Pierre's Bourdieu's forty books and countless articles represent probably the most brilliant and fruitful renovation and application of social science in our era. The highly influential, at times controversial intellectual--a longtime Professor of Sociology at the College de France--passed away in January 2002.

A 'committed' thinker in the vein of Foucault, his work is concerned with elucidating the processes of symbolic violence and cultural domination in various areas of social life. His most well known book, Distinction (1979), addressed these themes in an effort to overcome the opposition of objectivist (Marxist) and subjectivist (Weberian) theories of class.

In the late nineties he became something of a celebrity scholar, one of the world's most important academics actively associated with the anti-globalization movement. Bourdieu himself argued that scholars and writers could and should bring their specialized knowledge to bear on social and political issues. His powerful critiques of the neoliberal revolution were the natural outgrowth of a lifetime of research into economic, social and cultural class domination among peoples as disparate as Algerian peasants and French professors, and as expressed in everything from amateur photography to posture.
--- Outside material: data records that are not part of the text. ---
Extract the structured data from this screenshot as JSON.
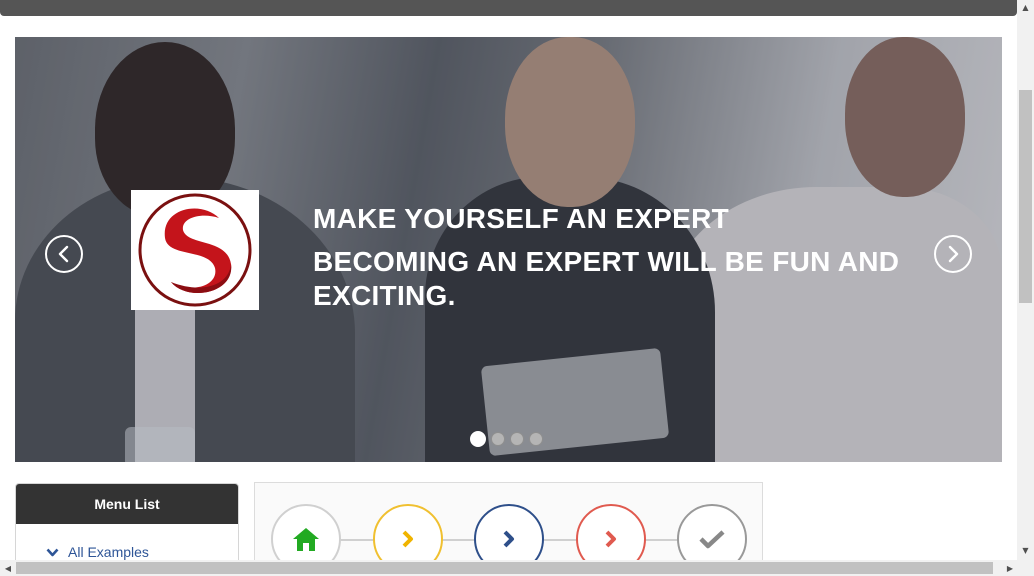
{
  "hero": {
    "headline_line1": "MAKE YOURSELF AN EXPERT",
    "headline_line2": "BECOMING AN EXPERT WILL BE FUN AND EXCITING.",
    "slide_count": 4,
    "active_slide": 1
  },
  "menu": {
    "title": "Menu List",
    "items": [
      {
        "label": "All Examples",
        "icon": "chevron-down-icon"
      }
    ]
  },
  "steps": [
    {
      "icon": "home-icon",
      "color": "#22aa22"
    },
    {
      "icon": "chevron-right-icon",
      "color": "#f0b400"
    },
    {
      "icon": "chevron-right-icon",
      "color": "#2e4f8a"
    },
    {
      "icon": "chevron-right-icon",
      "color": "#e05a4f"
    },
    {
      "icon": "check-icon",
      "color": "#888888"
    }
  ],
  "colors": {
    "topbar": "#555555",
    "menu_header": "#333333",
    "link": "#2e5597",
    "logo_red": "#c4141b"
  }
}
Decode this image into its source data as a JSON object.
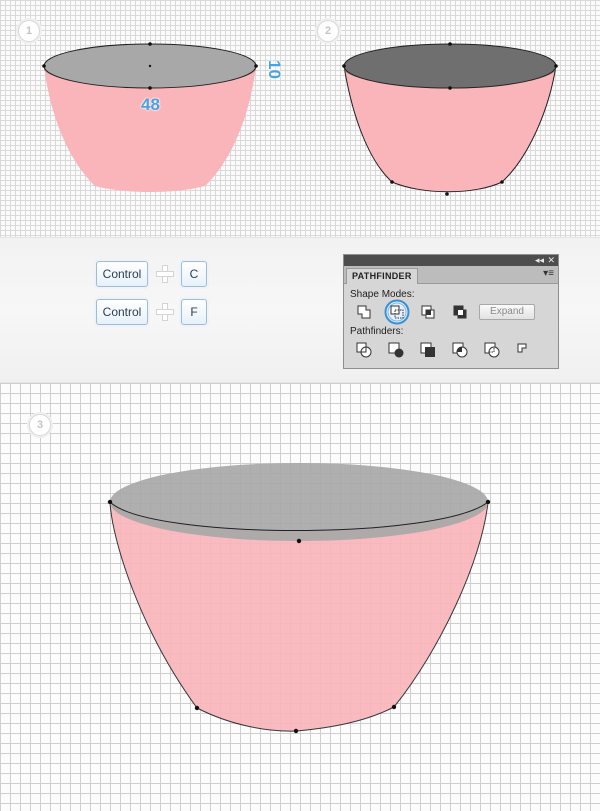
{
  "steps": {
    "step1_badge": "1",
    "step2_badge": "2",
    "step3_badge": "3"
  },
  "dimensions": {
    "width_label": "48",
    "height_label": "10",
    "label_color": "#4aa3e0"
  },
  "shortcuts": [
    {
      "modifier": "Control",
      "key": "C"
    },
    {
      "modifier": "Control",
      "key": "F"
    }
  ],
  "pathfinder_panel": {
    "tab_title": "PATHFINDER",
    "shape_modes_label": "Shape Modes:",
    "pathfinders_label": "Pathfinders:",
    "expand_label": "Expand",
    "shape_mode_icons": [
      "unite-icon",
      "minus-front-icon",
      "intersect-icon",
      "exclude-icon"
    ],
    "selected_shape_mode": "minus-front-icon",
    "pathfinder_icons": [
      "divide-icon",
      "trim-icon",
      "merge-icon",
      "crop-icon",
      "outline-icon",
      "minus-back-icon"
    ]
  },
  "colors": {
    "bowl_body": "#f9b5b9",
    "bowl_rim_light": "#a8a8a8",
    "bowl_rim_dark": "#6f6f6f",
    "highlight_ring": "#3a8fd6"
  }
}
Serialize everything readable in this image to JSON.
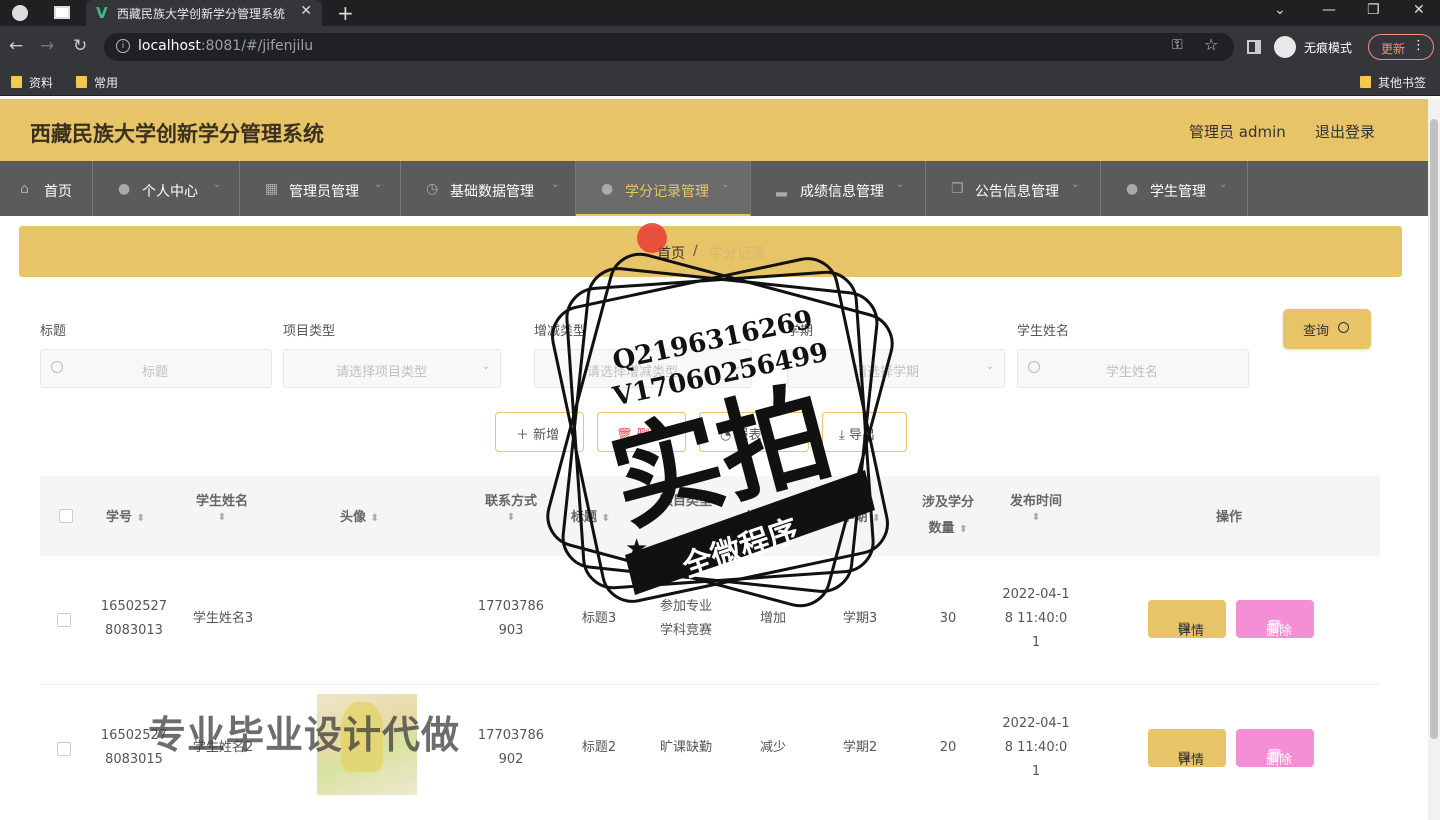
{
  "browser": {
    "tab_title": "西藏民族大学创新学分管理系统",
    "url_host": "localhost",
    "url_rest": ":8081/#/jifenjilu",
    "incognito_label": "无痕模式",
    "update_label": "更新",
    "bookmarks": [
      "资料",
      "常用"
    ],
    "other_bookmarks": "其他书签"
  },
  "header": {
    "title": "西藏民族大学创新学分管理系统",
    "user": "管理员 admin",
    "logout": "退出登录"
  },
  "nav": {
    "items": [
      {
        "label": "首页"
      },
      {
        "label": "个人中心"
      },
      {
        "label": "管理员管理"
      },
      {
        "label": "基础数据管理"
      },
      {
        "label": "学分记录管理"
      },
      {
        "label": "成绩信息管理"
      },
      {
        "label": "公告信息管理"
      },
      {
        "label": "学生管理"
      }
    ]
  },
  "breadcrumb": {
    "home": "首页",
    "sep": "/",
    "current": "学分记录"
  },
  "filters": {
    "title_label": "标题",
    "title_placeholder": "标题",
    "type_label": "项目类型",
    "type_placeholder": "请选择项目类型",
    "change_label": "增减类型",
    "change_placeholder": "请选择增减类型",
    "term_label": "学期",
    "term_placeholder": "请选择学期",
    "name_label": "学生姓名",
    "name_placeholder": "学生姓名",
    "query_label": "查询"
  },
  "actions": {
    "add": "新增",
    "delete": "删除",
    "report": "报表",
    "export": "导出"
  },
  "table": {
    "headers": {
      "student_no": "学号",
      "student_name": "学生姓名",
      "avatar": "头像",
      "phone": "联系方式",
      "title": "标题",
      "project_type": "项目类型",
      "change_type": "增减类型",
      "term": "学期",
      "credits": "涉及学分数量",
      "publish_time": "发布时间",
      "operation": "操作"
    },
    "rows": [
      {
        "student_no": "165025278083013",
        "student_name": "学生姓名3",
        "phone": "17703786903",
        "title": "标题3",
        "project_type": "参加专业学科竞赛",
        "change_type": "增加",
        "term": "学期3",
        "credits": "30",
        "publish_time": "2022-04-18 11:40:01"
      },
      {
        "student_no": "165025278083015",
        "student_name": "学生姓名2",
        "phone": "17703786902",
        "title": "标题2",
        "project_type": "旷课缺勤",
        "change_type": "减少",
        "term": "学期2",
        "credits": "20",
        "publish_time": "2022-04-18 11:40:01"
      }
    ],
    "detail_label": "详情",
    "delete_label": "删除"
  },
  "overlay": {
    "stamp_q": "Q2196316269",
    "stamp_v": "V17060256499",
    "stamp_big": "实拍",
    "stamp_banner": "全微程序",
    "watermark": "专业毕业设计代做"
  }
}
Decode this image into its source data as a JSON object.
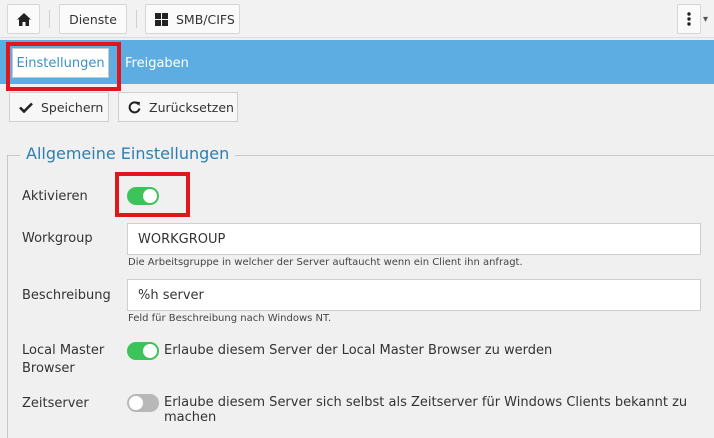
{
  "topbar": {
    "home_icon": "home-icon",
    "dienste_label": "Dienste",
    "smb_label": "SMB/CIFS",
    "smb_icon": "windows-icon",
    "more_icon": "kebab-menu-icon"
  },
  "tabs": [
    {
      "label": "Einstellungen",
      "active": true
    },
    {
      "label": "Freigaben",
      "active": false
    }
  ],
  "actions": {
    "save_label": "Speichern",
    "reset_label": "Zurücksetzen"
  },
  "section": {
    "title": "Allgemeine Einstellungen",
    "enable": {
      "label": "Aktivieren",
      "on": true
    },
    "workgroup": {
      "label": "Workgroup",
      "value": "WORKGROUP",
      "help": "Die Arbeitsgruppe in welcher der Server auftaucht wenn ein Client ihn anfragt."
    },
    "description": {
      "label": "Beschreibung",
      "value": "%h server",
      "help": "Feld für Beschreibung nach Windows NT."
    },
    "local_master": {
      "label_line1": "Local Master",
      "label_line2": "Browser",
      "on": true,
      "text": "Erlaube diesem Server der Local Master Browser zu werden"
    },
    "timeserver": {
      "label": "Zeitserver",
      "on": false,
      "text": "Erlaube diesem Server sich selbst als Zeitserver für Windows Clients bekannt zu machen"
    }
  },
  "colors": {
    "tabbar": "#5dade2",
    "highlight": "#e0161b",
    "toggle_on": "#3cc35a",
    "toggle_off": "#b8b8b8",
    "legend": "#2b7fb5"
  }
}
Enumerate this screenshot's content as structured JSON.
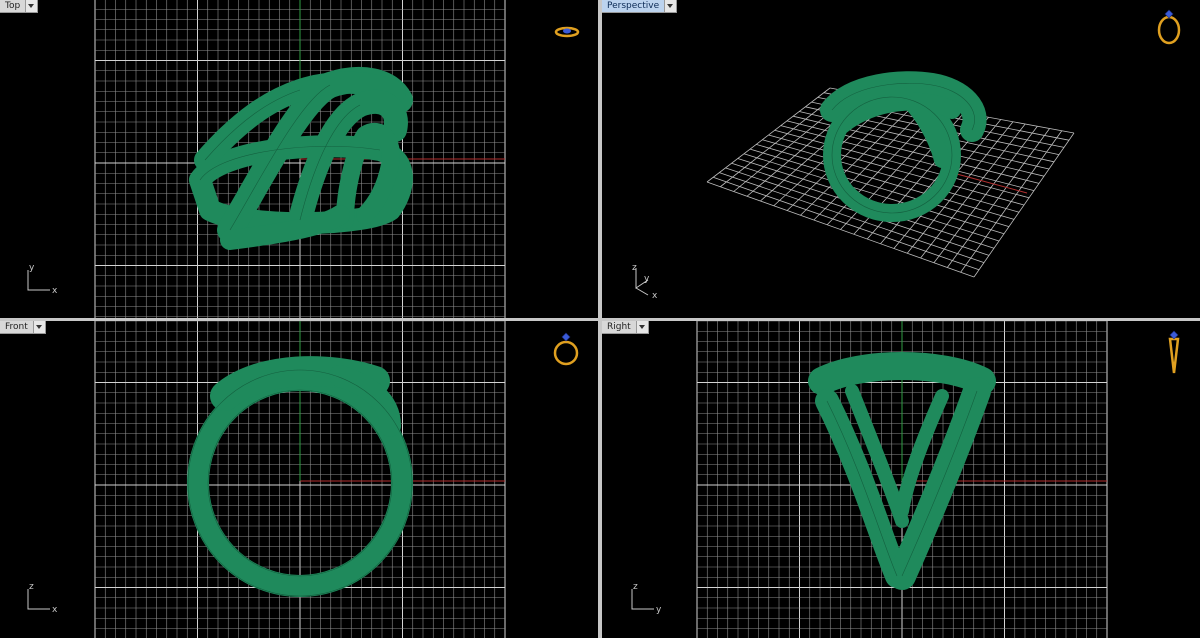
{
  "viewports": [
    {
      "id": "top",
      "title": "Top",
      "active": false,
      "axis_labels": {
        "vertical": "y",
        "horizontal": "x"
      }
    },
    {
      "id": "perspective",
      "title": "Perspective",
      "active": true,
      "axis_labels": {
        "vertical": "z",
        "depth": "y",
        "horizontal": "x"
      }
    },
    {
      "id": "front",
      "title": "Front",
      "active": false,
      "axis_labels": {
        "vertical": "z",
        "horizontal": "x"
      }
    },
    {
      "id": "right",
      "title": "Right",
      "active": false,
      "axis_labels": {
        "vertical": "z",
        "horizontal": "y"
      }
    }
  ],
  "colors": {
    "viewport_bg": "#000000",
    "grid": "#8e8e8e",
    "grid_major": "#d4d4d4",
    "x_axis": "#b33030",
    "y_axis": "#2f9e45",
    "model": "#1f8a5c",
    "model_wire": "#0f4f33",
    "nav_gold": "#e0a020",
    "nav_gem": "#3a5bd8",
    "separator": "#c7c7c7"
  },
  "icons": {
    "dropdown": "chevron-down-icon",
    "navigation": "ring-icon"
  }
}
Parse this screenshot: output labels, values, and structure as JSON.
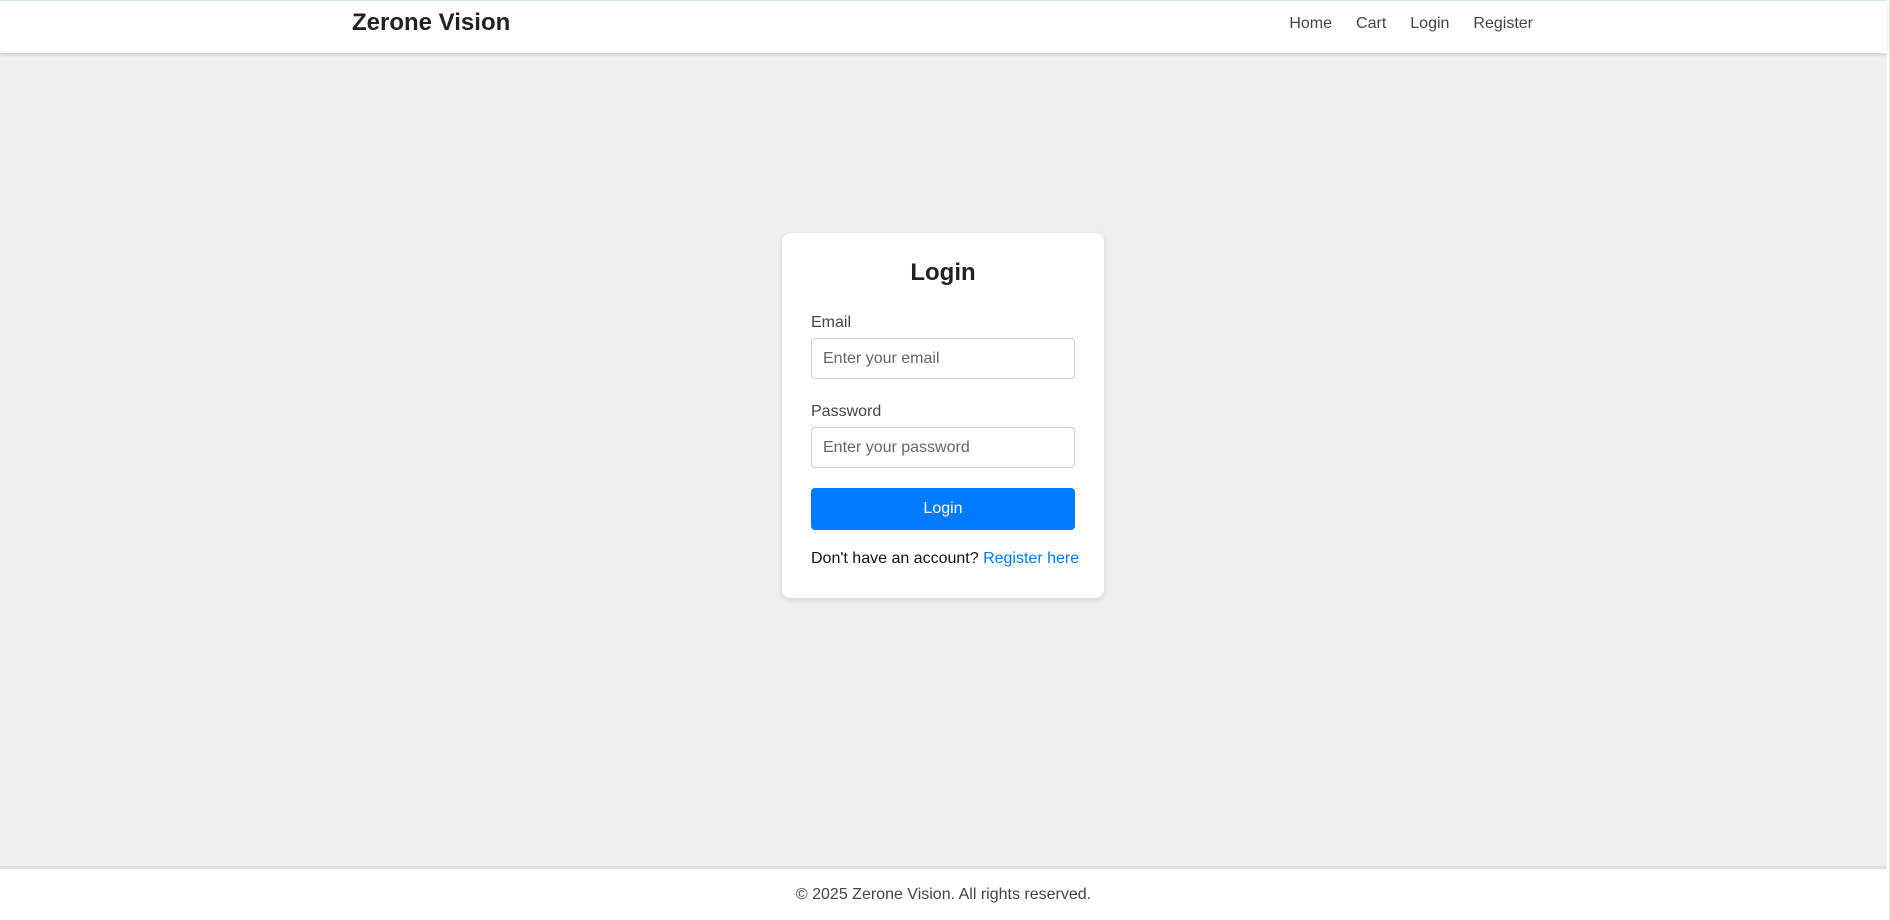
{
  "header": {
    "brand": "Zerone Vision",
    "nav": [
      {
        "label": "Home"
      },
      {
        "label": "Cart"
      },
      {
        "label": "Login"
      },
      {
        "label": "Register"
      }
    ]
  },
  "login_form": {
    "title": "Login",
    "email": {
      "label": "Email",
      "value": "",
      "placeholder": "Enter your email"
    },
    "password": {
      "label": "Password",
      "value": "",
      "placeholder": "Enter your password"
    },
    "submit_label": "Login",
    "register_prompt": "Don't have an account?",
    "register_link": "Register here"
  },
  "footer": {
    "text": "© 2025 Zerone Vision. All rights reserved."
  },
  "colors": {
    "background": "#efefef",
    "primary": "#007bff",
    "text": "#222222",
    "muted_text": "#444444"
  }
}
SOCIOLOGY IS A MARTIAL ART, a new documentary about Bourdieu's life, became an unexpected hit in France just prior to his death. Filmed over three years, director Pierre Carles' camera follows Bourdieu as he lectures, attends political rallies, travels, meets with his students, staff, and research team in Paris, and includes Bourdieu having a conversation with Gunter Grass.

The film's very title stresses the degree of Bourdieu's political engagement. He took on the mantle of Emile Zola and Jean-Paul Sartre in French public life, slugging it out with politicians because he considered those lucky enough to have spent their lives studying the social world could not be indifferent to the struggle for justice.